Os instintos se exacerbaram em total plenitude.
A imaginação deu cambalhotas no espaço e viajou pelo infinito.
O Homem se viu mergulhado num oceano de prazer e de gozo inimagináveis.
Saciou-se até a medula!
Coisa estranha: dentro de algum tempo ele começou a se sentir saturado de tanta felicidade e a não mais se excitar com qualquer tipo de prazer.
Um jardim florido, que tanto lhe agradava antes, perdeu a graça.
Um arco-íris ou até mesmo a deslumbrante aurora boreal, não mais o sensibilizavam.
O gorjeio dum passarinho ou os doces acordes da melodia celestial que lhe
chegavam aos ouvidos, nada significavam para ele.
O Homem estava enfastiado dos gozos da vida.
Angustiado, embrutecido, entediado e aflito:
Ainda sonhando, voltou à presença de Deus e implorou de joelhos, compungido,
contrito, que lhe retirasse aquele privilégio.

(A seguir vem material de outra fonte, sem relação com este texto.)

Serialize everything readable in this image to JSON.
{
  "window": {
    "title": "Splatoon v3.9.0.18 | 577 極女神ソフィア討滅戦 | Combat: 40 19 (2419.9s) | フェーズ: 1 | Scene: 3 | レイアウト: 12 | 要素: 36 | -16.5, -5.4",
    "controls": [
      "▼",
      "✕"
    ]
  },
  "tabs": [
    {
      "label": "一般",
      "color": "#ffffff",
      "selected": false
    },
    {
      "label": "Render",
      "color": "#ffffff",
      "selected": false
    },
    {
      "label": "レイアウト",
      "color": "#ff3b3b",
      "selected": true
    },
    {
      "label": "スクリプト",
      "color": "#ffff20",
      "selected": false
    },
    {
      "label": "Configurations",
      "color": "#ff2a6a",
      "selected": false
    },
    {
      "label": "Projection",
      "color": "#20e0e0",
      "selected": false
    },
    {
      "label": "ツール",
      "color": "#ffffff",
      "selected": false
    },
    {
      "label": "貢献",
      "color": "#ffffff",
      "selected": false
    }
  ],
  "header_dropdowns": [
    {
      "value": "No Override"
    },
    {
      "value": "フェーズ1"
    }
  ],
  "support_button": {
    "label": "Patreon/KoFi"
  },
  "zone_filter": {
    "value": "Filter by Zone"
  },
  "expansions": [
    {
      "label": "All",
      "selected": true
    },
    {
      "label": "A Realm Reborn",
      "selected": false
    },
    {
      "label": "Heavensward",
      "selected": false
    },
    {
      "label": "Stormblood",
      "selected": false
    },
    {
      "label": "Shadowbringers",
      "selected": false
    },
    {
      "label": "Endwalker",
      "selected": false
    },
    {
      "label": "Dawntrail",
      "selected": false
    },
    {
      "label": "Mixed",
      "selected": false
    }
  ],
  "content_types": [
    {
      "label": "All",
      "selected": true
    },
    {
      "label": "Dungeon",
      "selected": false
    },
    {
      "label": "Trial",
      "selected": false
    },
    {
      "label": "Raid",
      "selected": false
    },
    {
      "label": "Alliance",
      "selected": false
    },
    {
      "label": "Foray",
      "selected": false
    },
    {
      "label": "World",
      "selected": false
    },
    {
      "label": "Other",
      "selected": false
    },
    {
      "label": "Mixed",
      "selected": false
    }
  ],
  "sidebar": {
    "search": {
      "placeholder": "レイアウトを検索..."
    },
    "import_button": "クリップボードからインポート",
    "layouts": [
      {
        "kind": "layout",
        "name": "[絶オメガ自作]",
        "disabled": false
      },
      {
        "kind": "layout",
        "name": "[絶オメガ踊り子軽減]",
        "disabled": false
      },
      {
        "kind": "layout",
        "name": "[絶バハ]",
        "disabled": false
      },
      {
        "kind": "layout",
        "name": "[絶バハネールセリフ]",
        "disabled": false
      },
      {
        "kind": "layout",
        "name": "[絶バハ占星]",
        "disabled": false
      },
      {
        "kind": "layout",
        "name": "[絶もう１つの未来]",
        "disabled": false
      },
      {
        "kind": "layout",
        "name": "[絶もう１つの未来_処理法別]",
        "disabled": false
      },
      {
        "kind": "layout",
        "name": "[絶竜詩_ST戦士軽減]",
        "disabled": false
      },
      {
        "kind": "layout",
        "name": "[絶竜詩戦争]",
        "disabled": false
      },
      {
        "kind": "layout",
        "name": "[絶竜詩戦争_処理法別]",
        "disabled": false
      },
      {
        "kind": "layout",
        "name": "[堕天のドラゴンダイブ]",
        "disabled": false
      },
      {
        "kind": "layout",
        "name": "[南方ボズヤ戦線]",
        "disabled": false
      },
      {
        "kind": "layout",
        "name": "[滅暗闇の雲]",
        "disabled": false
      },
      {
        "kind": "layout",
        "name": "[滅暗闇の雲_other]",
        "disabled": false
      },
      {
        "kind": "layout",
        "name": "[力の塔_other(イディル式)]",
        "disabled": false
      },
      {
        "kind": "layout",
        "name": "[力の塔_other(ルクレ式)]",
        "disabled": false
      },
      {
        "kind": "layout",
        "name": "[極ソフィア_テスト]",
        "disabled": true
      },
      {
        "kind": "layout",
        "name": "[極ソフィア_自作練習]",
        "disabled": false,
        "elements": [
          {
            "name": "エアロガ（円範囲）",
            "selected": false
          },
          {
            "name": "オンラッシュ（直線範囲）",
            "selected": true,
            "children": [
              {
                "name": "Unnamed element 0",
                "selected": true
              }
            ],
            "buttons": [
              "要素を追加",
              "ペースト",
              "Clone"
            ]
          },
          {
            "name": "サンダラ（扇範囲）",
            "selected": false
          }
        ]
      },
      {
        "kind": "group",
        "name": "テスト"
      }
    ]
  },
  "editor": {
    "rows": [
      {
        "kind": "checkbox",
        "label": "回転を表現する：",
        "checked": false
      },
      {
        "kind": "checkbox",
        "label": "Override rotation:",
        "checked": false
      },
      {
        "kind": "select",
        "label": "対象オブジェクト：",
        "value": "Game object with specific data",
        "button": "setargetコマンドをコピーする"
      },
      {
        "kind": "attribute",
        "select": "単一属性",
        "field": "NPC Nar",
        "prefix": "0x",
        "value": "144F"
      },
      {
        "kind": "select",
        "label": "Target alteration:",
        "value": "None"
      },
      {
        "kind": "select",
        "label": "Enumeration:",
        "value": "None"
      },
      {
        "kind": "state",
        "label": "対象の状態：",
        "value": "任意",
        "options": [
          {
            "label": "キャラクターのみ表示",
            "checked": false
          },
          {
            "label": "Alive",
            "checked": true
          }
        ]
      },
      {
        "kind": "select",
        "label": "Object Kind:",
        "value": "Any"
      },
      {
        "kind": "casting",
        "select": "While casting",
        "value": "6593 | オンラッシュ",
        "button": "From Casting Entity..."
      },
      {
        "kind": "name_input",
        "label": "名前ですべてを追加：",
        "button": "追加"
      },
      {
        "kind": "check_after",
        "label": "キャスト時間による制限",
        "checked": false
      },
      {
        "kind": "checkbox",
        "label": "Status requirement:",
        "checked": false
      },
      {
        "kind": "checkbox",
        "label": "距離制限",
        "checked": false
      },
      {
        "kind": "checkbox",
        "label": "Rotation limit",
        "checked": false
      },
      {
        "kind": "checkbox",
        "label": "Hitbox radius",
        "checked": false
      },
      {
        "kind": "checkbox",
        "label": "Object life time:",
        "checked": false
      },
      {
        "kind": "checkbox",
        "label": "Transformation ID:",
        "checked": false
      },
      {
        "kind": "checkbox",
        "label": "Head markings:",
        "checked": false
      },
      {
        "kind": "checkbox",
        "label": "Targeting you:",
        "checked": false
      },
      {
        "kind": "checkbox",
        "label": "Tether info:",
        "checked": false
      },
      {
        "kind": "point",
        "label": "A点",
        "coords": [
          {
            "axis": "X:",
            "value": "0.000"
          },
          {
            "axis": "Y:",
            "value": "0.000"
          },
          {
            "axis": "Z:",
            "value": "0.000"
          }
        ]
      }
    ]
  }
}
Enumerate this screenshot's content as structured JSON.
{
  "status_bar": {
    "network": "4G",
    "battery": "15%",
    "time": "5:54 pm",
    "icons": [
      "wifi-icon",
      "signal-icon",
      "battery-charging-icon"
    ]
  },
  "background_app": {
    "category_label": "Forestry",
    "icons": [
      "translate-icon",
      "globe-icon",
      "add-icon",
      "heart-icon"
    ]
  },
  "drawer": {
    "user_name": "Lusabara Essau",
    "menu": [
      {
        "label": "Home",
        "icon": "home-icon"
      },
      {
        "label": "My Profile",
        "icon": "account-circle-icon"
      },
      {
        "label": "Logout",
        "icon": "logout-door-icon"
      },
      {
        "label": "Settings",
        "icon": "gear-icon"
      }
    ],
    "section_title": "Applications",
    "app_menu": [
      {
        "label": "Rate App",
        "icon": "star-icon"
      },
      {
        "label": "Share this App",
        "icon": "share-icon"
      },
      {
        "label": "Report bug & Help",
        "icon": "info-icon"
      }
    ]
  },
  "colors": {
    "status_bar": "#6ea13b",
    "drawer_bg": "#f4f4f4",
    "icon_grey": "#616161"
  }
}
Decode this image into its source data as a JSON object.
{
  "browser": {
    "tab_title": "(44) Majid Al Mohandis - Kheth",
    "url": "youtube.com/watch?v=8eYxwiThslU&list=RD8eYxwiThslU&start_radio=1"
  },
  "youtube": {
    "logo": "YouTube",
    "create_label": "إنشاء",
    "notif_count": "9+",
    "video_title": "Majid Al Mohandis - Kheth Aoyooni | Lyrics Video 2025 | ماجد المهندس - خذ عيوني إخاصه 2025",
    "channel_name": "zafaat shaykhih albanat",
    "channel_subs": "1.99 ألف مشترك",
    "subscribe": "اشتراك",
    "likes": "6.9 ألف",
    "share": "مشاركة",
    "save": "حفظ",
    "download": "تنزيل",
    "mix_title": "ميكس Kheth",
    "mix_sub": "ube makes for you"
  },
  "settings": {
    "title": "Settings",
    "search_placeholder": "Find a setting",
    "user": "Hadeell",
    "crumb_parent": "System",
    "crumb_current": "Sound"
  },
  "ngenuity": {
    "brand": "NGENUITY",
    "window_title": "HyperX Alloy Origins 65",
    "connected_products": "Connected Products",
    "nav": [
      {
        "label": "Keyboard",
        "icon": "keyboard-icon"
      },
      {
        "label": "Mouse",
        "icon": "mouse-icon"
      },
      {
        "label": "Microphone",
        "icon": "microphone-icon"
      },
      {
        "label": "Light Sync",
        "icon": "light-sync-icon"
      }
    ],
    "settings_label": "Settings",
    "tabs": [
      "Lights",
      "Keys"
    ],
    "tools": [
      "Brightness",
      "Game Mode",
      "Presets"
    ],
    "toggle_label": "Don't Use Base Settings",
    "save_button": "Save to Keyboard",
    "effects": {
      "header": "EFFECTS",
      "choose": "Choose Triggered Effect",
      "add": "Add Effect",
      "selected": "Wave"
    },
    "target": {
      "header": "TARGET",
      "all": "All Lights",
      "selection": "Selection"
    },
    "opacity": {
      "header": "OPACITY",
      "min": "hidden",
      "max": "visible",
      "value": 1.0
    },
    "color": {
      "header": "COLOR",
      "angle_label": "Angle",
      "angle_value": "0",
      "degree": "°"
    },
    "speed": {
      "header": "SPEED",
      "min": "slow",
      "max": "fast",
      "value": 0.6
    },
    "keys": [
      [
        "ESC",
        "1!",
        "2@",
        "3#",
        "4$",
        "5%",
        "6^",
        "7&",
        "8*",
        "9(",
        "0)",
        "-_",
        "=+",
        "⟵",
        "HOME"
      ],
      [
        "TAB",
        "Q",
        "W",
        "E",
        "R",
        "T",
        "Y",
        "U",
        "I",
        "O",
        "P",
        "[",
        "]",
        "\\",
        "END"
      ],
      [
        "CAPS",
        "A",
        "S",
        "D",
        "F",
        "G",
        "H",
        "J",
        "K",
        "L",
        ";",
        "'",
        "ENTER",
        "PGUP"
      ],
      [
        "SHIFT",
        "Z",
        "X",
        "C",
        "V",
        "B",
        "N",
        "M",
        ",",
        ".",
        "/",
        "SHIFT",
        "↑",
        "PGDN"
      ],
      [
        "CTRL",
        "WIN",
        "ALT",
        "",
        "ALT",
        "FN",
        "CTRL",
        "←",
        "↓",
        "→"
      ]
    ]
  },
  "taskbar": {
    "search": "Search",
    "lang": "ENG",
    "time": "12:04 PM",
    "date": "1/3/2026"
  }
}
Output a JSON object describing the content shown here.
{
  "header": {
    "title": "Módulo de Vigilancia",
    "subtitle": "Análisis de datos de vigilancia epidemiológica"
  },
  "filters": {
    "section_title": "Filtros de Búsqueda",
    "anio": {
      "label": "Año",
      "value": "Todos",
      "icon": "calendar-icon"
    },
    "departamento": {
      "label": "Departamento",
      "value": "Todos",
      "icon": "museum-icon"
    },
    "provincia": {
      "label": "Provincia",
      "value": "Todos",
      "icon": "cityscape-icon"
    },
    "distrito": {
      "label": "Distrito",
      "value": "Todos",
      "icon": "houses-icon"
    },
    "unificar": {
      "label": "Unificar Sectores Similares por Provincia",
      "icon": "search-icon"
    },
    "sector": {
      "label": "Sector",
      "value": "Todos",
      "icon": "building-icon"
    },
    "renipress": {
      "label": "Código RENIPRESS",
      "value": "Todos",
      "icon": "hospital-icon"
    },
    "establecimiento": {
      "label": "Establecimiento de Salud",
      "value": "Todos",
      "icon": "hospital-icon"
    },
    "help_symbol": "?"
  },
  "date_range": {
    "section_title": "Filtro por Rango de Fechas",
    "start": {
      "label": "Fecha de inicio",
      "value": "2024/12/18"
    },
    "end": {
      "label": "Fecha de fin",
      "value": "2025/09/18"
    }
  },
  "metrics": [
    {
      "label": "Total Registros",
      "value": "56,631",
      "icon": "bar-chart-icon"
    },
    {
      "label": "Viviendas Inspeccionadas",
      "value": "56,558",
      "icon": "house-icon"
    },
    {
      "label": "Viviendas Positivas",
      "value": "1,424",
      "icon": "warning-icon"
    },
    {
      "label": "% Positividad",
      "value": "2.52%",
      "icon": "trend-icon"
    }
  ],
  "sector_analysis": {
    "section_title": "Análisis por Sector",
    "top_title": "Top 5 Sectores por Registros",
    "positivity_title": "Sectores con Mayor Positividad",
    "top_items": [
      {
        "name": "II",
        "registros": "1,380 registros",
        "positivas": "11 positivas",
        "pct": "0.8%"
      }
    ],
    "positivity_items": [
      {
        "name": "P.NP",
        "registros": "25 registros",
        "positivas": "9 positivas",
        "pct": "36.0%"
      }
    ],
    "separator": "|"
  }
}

Queria voltar a viver em plena harmonia dos contrastes: o bem e o mal, o feio e o belo, o claro e o escuro, o prazer e a dor, o riso e o pranto, o fel e o mel, a vida e a morte.
Deus, então, num gesto a mais de brandura, perdoou-lhe as extravagâncias.
O Homem despertou feliz, no mesmo lugar sobre a relva.
Deslumbrou-se com as estrelas que coruscavam lá no céu.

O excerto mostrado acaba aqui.